On September 29, the Consumer Financial Protection Bureau (CFPB or Bureau) released a special edition of its Supervisory Highlights, focusing on student loan servicing. The report contained findings on federal student loan servicing that echo many recent public comments by the Bureau, but more notably, this edition of Supervisory Highlights also focused heavily on loans made by schools themselves, and the CFPB simultaneously announced that it was updating its examination manual and would be conducting examinations of schools that make their own loans to students.
The Supervisory Highlights follows the CFPB’s announcement earlier this year that it would examine the operations of post-secondary schools that extend private loans directly to students. CFPB Director Rohit Chopra explained the decision to undertake the review at the time by stating, “Schools that offer students loans to attend their classes have a lot of power over their students’ education and financial future. It’s time to open up the books on institutional student lending to ensure all students with private student loans are not harmed by illegal practices.”
Among other findings from the report, the CFPB found:
- When higher education institutions extend credit, the dual role of lender and educator provides institutions with a range of collection tactics that leverage their unique relationship with the student.
- Some postsecondary institutions employ the tactic of withholding transcripts for delinquent borrowers.
- Students who cannot obtain transcripts can be locked out of future higher education and certain job opportunities. For these reasons, supervisors have determined this tactic to be abusive under the Consumer Financial Protection Act.
- Income share agreements, which the Bureau unambiguously refers to as student loans, may result in borrowers realizing very large APRs or prepayment penalties that may be illegal under the Truth in Lending Act (TILA) or state usury laws.

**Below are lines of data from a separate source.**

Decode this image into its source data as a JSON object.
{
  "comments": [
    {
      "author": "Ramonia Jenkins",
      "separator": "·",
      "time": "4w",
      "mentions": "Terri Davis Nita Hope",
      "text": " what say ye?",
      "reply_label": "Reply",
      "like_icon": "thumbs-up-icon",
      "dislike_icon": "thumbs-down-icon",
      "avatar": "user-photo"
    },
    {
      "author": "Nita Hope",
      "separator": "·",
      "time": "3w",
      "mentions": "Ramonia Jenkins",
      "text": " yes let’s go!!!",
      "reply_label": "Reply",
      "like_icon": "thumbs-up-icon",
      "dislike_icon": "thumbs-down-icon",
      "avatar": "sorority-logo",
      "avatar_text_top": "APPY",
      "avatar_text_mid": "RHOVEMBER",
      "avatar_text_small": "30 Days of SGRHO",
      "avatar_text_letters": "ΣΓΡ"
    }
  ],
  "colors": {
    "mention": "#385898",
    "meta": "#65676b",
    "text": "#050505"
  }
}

Simultaneously with issuing the Supervisory Highlights, the CFPB updated its Education Loan Examination Procedures. The Bureau explained the need for the update as follows:
- The Consumer Financial Protection Act provides it the authority to supervise nonbanks that offer private student loans, including post-secondary institutions.
- To determine which institutions are subject to the CFPB’s authority, the Consumer Financial Protection Act references the definition found in Section 140 of TILA.

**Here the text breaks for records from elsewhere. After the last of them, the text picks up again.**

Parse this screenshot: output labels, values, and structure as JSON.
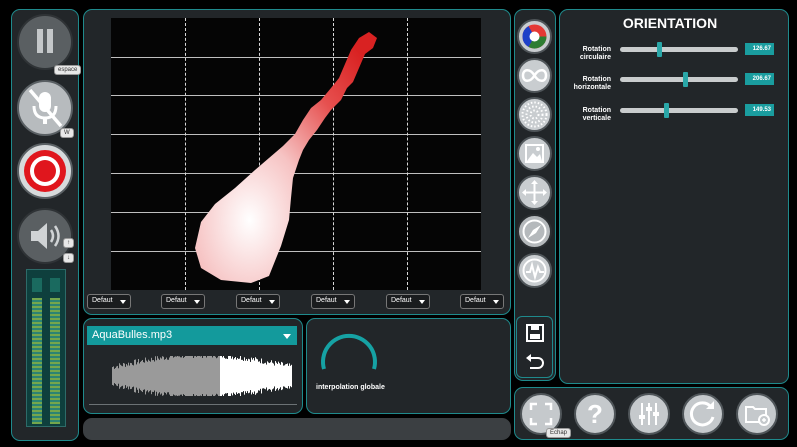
{
  "left_controls": {
    "pause_key_badge": "espace",
    "mic_key_badge": "W",
    "volume_up_badge": "↑",
    "volume_down_badge": "↓"
  },
  "drawing": {
    "dropdowns": [
      "Defaut",
      "Defaut",
      "Defaut",
      "Defaut",
      "Defaut",
      "Defaut"
    ]
  },
  "audio": {
    "track_name": "AquaBulles.mp3"
  },
  "interpolation": {
    "label": "interpolation globale"
  },
  "orientation": {
    "title": "ORIENTATION",
    "sliders": [
      {
        "label_line1": "Rotation",
        "label_line2": "circulaire",
        "value": "126.67",
        "fraction": 0.33
      },
      {
        "label_line1": "Rotation",
        "label_line2": "horizontale",
        "value": "206.67",
        "fraction": 0.55
      },
      {
        "label_line1": "Rotation",
        "label_line2": "verticale",
        "value": "149.53",
        "fraction": 0.39
      }
    ]
  },
  "bottom_bar": {
    "fullscreen_key_badge": "Echap"
  },
  "colors": {
    "accent": "#1a9d9f",
    "panel_bg": "#222629",
    "record_red": "#e0161d"
  },
  "icons": {
    "left": [
      "pause-icon",
      "microphone-muted-icon",
      "record-icon",
      "volume-icon"
    ],
    "side": [
      "color-wheel-icon",
      "infinity-icon",
      "dots-pattern-icon",
      "image-icon",
      "move-arrows-icon",
      "compass-icon",
      "waveform-icon",
      "save-icon",
      "undo-icon"
    ],
    "bottom": [
      "fullscreen-icon",
      "help-icon",
      "equalizer-icon",
      "refresh-icon",
      "open-folder-icon"
    ]
  }
}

- This TILA definition varies from the one used in Regulation Z, which was the definition referred to in the previous manual.
- The new version has been updated to inform examiners that the Bureau will be using TILA’s statutory definition of private education loan for the purposes of exercising its authority.
- Specifically, the new manual instructs examiners that the CFPB may exercise its supervisory authority over an institution that extends credit expressly for postsecondary educational expenses so long as that credit is not made, insured, or guaranteed under Title IV of the Higher Education Act of 1965, and is not an open-ended consumer credit plan or secured by real property.
For schools that have their own credit programs, including tuition-payment plans and other deferred-payment options that may fall under Regulation Z’s definition of “private education loans,” the CFPB is sending the clearest of signals that it intends to devote significant attention to those programs, including the collection practices associated with them. Now would definitely be an opportune time for schools to assess their institutional loan programs.